The Night I Fell in Love With Google
Every part of my body jolted awake, soaked in sweat, because suddenly—at two-something in the morning—I realized I was in love again.
And not the adult, “we share a mortgage” version of love. I mean the stupid kind.
The high-school-gym-dance kind.
The kind where your brain rewinds a two-hour conversation with someone mysterious at a party and tries to decode every word, tone, blink, sigh.
It was that feeling of hovering at the top of the diving board, weightless for a split second, right before the water swallows you in applause.
So I did what anyone would do: I got out of bed and Googled her.
Which was easy.
Because her name was—literally—Google.
They Made Me Sign an NDA
This was early 2007.
I’d spent the afternoon inside Google’s offices on 18th Street, trying to get them to buy my company Stockpickr.
And why wouldn’t they buy my company? They owned the whole block.
Actually, it felt like they owned an entirely new dimension of reality. A space where every smart person who ever existed got unlimited snacks, free toys, and permission to skateboard indoors.
A place built by kids who were smart enough not to grow up.
I had to sign a non-disclosure agreement to get inside.
A real, corporate NDA. The kind that says: Don’t write about anything you see. Don’t talk about it. Don’t even think about it.
I broke every rule immediately.
There were vertical monitors. Ping-pong tables. Gourmet food. Hologram-ish conference calls.
Everyone in the room questioning me was sharp, curious, alive. They nodded at everything I said—not because they agreed, but because their brains were already rushing to the next question.
I wanted to ask them, “How does it feel to be loved by Google?”
Because I loved her. And I wanted her to buy my company. And I wanted to be one of them.
I was jealous. Not of the engineers. Of Larry Page. Because he loved Google and Google loved him back.
Spoiler: Google Didn’t Buy My Company
When Larry was 30, he was a billionaire. When I was 30, I had 40 employees and an office plant I kept forgetting to water.
When he was 32, he bought YouTube. When I was 32, I bought a burrito and wondered if my credit card would go through.
When he was 38, he became CEO of one of the most powerful companies in history. When I was 38, I built Stockpickr—a site with one million users that I prayed would become part of Google’s universe.
But, in the end, Google didn’t want to buy it. And I was crushed.
Rejection is usually the end of a story. This one turned out to be the beginning.
Because every now and then, life gives you something better than the thing you thought you wanted.
Something you don’t understand until many years later.
A Good Beginning to an End
If Google had bought Stockpickr, maybe I would’ve worn the cool badge.
Maybe I’d be eating catered lunches and learning how to skateboard through hallways without breaking my legs. Maybe I’d be a lifer at one of the most powerful institutions on Earth.

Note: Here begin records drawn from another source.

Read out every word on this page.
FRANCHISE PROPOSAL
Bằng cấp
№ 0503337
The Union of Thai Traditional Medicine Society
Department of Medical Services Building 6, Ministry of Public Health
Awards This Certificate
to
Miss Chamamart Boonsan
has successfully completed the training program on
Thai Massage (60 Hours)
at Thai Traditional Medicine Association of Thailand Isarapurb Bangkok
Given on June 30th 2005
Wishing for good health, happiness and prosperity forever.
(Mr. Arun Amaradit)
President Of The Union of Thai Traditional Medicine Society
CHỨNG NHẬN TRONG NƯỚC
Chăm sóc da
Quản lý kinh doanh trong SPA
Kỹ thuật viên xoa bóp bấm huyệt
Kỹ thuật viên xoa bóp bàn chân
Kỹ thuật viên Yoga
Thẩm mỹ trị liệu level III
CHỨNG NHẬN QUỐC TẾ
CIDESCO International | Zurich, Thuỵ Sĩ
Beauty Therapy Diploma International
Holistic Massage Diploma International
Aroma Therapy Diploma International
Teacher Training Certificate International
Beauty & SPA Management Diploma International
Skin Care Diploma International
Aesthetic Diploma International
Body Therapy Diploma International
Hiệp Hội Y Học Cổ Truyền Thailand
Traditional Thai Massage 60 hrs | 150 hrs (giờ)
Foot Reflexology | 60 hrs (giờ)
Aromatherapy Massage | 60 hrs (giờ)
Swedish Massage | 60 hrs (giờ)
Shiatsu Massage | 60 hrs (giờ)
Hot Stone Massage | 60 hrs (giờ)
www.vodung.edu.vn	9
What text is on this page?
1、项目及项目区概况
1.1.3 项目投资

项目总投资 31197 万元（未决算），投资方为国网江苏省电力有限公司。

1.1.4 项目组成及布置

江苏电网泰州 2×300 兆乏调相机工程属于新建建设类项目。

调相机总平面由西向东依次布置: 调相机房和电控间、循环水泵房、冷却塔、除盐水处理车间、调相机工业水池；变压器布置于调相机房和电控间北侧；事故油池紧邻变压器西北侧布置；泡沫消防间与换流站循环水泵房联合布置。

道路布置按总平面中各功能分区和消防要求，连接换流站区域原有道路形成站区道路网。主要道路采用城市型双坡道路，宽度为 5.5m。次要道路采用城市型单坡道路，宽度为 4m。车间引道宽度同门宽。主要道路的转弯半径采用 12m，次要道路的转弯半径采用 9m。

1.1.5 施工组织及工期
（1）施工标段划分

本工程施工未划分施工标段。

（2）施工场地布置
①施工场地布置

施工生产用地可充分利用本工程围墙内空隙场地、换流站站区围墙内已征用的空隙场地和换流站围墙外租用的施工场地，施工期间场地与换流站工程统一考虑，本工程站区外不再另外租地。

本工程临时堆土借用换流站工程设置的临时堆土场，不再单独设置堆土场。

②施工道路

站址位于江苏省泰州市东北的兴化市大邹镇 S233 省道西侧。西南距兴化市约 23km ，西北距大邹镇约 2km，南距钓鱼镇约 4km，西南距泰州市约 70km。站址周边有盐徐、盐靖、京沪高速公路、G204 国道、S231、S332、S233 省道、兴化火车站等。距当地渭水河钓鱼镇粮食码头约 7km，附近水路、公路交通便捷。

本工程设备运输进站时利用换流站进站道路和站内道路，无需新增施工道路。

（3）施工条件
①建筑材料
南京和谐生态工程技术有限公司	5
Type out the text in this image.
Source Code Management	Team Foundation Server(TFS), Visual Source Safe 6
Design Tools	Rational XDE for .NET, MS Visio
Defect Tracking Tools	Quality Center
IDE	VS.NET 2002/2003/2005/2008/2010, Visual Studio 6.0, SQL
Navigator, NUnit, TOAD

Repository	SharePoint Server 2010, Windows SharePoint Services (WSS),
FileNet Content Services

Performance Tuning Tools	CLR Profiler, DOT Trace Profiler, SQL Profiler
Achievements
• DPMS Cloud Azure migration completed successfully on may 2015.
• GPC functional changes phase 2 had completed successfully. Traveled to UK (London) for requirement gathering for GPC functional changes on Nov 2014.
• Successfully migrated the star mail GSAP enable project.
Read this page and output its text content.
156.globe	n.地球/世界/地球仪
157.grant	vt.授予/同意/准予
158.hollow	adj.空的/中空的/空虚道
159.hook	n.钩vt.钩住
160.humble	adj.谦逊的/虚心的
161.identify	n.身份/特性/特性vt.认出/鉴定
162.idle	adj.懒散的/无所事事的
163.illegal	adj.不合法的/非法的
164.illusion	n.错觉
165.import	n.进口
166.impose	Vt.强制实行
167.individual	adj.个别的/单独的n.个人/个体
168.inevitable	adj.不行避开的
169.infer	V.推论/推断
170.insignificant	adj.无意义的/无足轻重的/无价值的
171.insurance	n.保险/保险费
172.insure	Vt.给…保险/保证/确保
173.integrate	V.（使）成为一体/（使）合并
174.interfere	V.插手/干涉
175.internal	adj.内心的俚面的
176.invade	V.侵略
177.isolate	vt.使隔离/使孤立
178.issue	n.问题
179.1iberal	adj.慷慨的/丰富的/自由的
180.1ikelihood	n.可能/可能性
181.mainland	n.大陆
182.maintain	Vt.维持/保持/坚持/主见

But I wouldn’t have written things I’ve written. I wouldn’t have met the people I’ve met. I wouldn’t have built the weird, unpredictable, magical life I have now.
Sometimes the thing that doesn’t choose you is the reason you get to choose something better.
Not bigger. Maybe not shinier. Just yours.
And when I look back now, at 2025, I can finally see the shape of the story: that moment in 2007 wasn’t the ghost of the life I missed.
It was the doorway into the one I’m living.
And I didn’t need Google to love me back for that to happen.